- Born: 1965 (age 60–61) Ar-Ramtha, Jordan
- Occupation: Author
- Awards: Shortlisted for International Prize for Arabic Fiction

= Kafa Al-Zou'bi =

Jordanian author

Kafa Al-Zou'bi (كفى الزعبي, born 1965) is a Jordanian author. Her novel Cold White Sun was shortlisted for the International Prize for Arabic Fiction in 2019.

== Biography ==

Kafa Al-Zou'bi was born in 1965 in Ar-Ramtha, Jordan. She graduated from Ramtha Secondary School for Girls in 1984. She earned a B.Sc. in civil engineering from Leningrad State University in 1992. She lived in St. Petersburg, Russia for a substantial period of time, experiencing the end of the Soviet Union. She left Saint Petersburg in 2006, and now lives in Amman, Jordan, where she works as a journalist as well as a novelist, though she maintains strong ties to both cities.

== Novels ==
Al-Zou'bi has written six novels, five in Arabic and one in Russian. Al-Zou'bi's novels are generally interested in Arab intellectual life and existentialism.

- سقف من طين (Saqf min ṭīn ("A Clay Roof")). Damascus: Arab Writers Union, 2000.
- ليلى والثلج ولودميلا (Laylá wa-al-thalj wa-Lūdmīlā) "Laila, the Snow and Ludmilla")). Beirut: The Arab Institute for Studies and Publishing, 2007. Also published in Russian, Moscow: Admarginen, 2010.
- Go Back Home, Khalil, published only in Russian. Moscow, 2009.
- ‏ابن الحرام (Ibn Al-Harām). Damascus and Beirut: Dār al-Takwīn, 2012.
- ‏‏س (Sīn ("S")). Damascus: Dār al-Takwīn, 2014.
- شمس بيضاء باردة (Shams Baidha' Baridah ("Cold White Sun")). Beirut: Dar al-Adab, 2018.

=== Reception ===

The novels S and Laila, the Snow and Ludmilla were the subject of a symposium debate between translator Alexander Habash and the novelist Faten Al-Murr at the 2015 Beirut International Book Fair. The discussion focused on interpreting the two novels as potentially feminist texts. The literary critic Ali Hassan Al-Fawaz responded with an article rejecting the premise, describing Al-Zou'bi's writing as transcending simple political interpretations; Al-Zou'bi's novels, he argues, require a reader who will rise to the semiotic challenges of her symbolic writing.

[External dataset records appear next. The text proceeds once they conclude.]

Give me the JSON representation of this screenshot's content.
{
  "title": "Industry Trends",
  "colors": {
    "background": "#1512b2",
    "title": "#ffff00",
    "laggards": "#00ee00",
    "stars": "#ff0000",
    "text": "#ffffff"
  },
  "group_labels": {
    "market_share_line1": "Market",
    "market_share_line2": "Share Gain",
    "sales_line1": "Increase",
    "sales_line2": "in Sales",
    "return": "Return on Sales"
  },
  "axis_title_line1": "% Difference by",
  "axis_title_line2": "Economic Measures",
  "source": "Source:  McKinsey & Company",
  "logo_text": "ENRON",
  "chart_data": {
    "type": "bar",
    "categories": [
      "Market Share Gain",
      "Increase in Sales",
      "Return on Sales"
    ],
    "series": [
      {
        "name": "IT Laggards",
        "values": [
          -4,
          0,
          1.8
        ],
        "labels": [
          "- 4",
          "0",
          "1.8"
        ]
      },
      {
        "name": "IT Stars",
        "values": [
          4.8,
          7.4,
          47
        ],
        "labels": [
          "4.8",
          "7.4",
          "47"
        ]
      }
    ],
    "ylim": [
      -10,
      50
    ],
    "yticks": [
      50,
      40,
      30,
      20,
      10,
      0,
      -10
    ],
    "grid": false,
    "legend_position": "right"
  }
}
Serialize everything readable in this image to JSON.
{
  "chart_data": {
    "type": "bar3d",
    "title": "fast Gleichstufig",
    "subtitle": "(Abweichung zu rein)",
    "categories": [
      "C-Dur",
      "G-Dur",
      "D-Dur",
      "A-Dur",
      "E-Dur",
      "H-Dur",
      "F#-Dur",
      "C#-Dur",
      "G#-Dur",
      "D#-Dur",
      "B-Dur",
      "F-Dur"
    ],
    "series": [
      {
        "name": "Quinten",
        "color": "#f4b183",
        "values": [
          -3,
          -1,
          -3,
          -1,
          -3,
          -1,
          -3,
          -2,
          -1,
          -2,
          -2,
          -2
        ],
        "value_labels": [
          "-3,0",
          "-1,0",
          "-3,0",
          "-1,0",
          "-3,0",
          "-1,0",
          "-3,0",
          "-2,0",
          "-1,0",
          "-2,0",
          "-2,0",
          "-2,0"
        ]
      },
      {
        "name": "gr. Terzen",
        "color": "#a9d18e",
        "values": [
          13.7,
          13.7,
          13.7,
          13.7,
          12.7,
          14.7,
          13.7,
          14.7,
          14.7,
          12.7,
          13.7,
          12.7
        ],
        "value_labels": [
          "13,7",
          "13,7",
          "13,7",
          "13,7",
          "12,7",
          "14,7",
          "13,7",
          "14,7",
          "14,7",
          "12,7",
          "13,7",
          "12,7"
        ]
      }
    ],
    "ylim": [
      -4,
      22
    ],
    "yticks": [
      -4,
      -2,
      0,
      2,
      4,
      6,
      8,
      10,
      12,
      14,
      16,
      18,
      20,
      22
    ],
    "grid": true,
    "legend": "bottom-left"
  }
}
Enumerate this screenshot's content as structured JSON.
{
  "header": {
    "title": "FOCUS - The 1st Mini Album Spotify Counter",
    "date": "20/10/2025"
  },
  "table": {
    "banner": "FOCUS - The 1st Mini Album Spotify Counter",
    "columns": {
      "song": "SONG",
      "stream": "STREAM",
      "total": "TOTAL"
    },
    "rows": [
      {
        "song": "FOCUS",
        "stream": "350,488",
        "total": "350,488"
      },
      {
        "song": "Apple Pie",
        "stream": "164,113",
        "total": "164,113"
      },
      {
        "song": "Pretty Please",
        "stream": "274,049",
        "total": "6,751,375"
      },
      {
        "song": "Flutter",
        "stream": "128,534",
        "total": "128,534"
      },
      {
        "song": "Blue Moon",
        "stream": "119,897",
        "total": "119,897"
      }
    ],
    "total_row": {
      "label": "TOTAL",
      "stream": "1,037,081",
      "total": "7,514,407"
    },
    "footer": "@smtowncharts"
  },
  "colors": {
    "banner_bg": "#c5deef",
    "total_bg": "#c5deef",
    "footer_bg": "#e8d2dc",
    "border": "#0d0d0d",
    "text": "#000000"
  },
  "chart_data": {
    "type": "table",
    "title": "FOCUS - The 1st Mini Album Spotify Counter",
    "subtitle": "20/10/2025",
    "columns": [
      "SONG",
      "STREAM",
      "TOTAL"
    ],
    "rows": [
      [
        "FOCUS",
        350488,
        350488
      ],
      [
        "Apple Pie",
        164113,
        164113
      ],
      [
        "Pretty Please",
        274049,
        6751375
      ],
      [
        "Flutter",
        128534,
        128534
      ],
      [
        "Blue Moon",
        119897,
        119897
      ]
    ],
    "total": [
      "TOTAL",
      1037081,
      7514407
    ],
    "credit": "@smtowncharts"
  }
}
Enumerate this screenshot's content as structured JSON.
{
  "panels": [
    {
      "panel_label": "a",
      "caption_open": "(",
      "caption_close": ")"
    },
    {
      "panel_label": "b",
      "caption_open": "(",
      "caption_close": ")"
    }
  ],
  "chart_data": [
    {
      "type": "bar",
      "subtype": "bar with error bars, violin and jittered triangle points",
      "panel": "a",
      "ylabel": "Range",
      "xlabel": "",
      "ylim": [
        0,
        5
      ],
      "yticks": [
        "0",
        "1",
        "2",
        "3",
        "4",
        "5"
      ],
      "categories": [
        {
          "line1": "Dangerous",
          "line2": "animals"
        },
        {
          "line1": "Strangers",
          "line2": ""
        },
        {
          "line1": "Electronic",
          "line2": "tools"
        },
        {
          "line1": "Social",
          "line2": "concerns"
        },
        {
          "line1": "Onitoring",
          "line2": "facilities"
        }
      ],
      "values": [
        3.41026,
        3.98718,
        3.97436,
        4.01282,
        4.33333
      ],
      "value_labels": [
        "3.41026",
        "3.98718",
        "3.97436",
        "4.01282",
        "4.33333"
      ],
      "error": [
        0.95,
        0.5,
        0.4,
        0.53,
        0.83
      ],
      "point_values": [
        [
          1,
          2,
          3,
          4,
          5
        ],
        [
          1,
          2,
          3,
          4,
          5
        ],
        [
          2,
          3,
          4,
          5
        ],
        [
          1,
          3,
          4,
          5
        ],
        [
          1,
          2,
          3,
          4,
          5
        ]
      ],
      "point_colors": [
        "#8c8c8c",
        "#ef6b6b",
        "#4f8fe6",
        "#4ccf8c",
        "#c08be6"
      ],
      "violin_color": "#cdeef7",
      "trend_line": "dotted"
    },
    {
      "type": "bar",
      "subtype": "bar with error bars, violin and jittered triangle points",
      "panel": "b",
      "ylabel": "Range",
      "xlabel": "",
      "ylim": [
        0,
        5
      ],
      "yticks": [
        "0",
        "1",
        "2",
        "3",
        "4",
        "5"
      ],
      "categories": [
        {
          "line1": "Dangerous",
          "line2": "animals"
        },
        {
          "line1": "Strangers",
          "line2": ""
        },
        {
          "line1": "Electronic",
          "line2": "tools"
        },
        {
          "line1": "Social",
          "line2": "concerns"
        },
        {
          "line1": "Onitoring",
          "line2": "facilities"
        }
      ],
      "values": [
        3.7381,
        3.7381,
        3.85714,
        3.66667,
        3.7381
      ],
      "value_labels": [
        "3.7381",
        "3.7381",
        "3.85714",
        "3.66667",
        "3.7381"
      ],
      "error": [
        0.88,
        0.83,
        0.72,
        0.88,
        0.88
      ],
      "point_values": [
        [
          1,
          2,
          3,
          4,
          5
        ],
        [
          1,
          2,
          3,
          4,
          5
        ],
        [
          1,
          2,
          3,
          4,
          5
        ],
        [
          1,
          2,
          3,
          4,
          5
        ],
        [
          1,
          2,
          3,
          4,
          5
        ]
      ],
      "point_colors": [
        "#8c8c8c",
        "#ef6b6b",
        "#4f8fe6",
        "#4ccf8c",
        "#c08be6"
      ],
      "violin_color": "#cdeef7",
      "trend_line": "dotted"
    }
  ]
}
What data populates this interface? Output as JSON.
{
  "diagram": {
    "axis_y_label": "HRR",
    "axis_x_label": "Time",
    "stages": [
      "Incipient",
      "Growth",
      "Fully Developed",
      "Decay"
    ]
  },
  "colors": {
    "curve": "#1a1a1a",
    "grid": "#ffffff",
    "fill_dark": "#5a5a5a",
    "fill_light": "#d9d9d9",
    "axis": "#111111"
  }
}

Cold White Sun was shortlisted for the International Prize for Arabic Fiction in 2019. As a shortlisted book, it was one of 6 titles selected from 134 candidates. Being shortlisted comes with a prize of $10,000. Despite this international success, the novel faced censorship in Jordan. In February 2018, the Media Commission forbade circulation of the novel within Jordan and asked distributors to re-export any copies they had in their possession. The Commission declined to give a specific reason for the ban. The novel is about a young intellectual who feels alienated from the conservative society of Amman. Much of the book takes the form of the diary of an old man who was the prior occupant of his windowless room. This narrative raises existential questions about eternity and futility, and the suppression of Arab intellectual culture. The literary critic Walid Abu Bakr described the novel as a combination of the myth of Enkidu in the Epic of Gilgamesh and the myth Sisyphus, contrasting heroic and absurd models of eternity.

Issue 66 of Banipal, the Magazine of Modern Arab Literature takes Al-Zou'bi as its featured author, with an essay on her literary influences, an excerpt of Cold White Sun translated into English, and a review of the novel. This excerpt is the only writing by Al-Zou'bi available in English, as of 2019.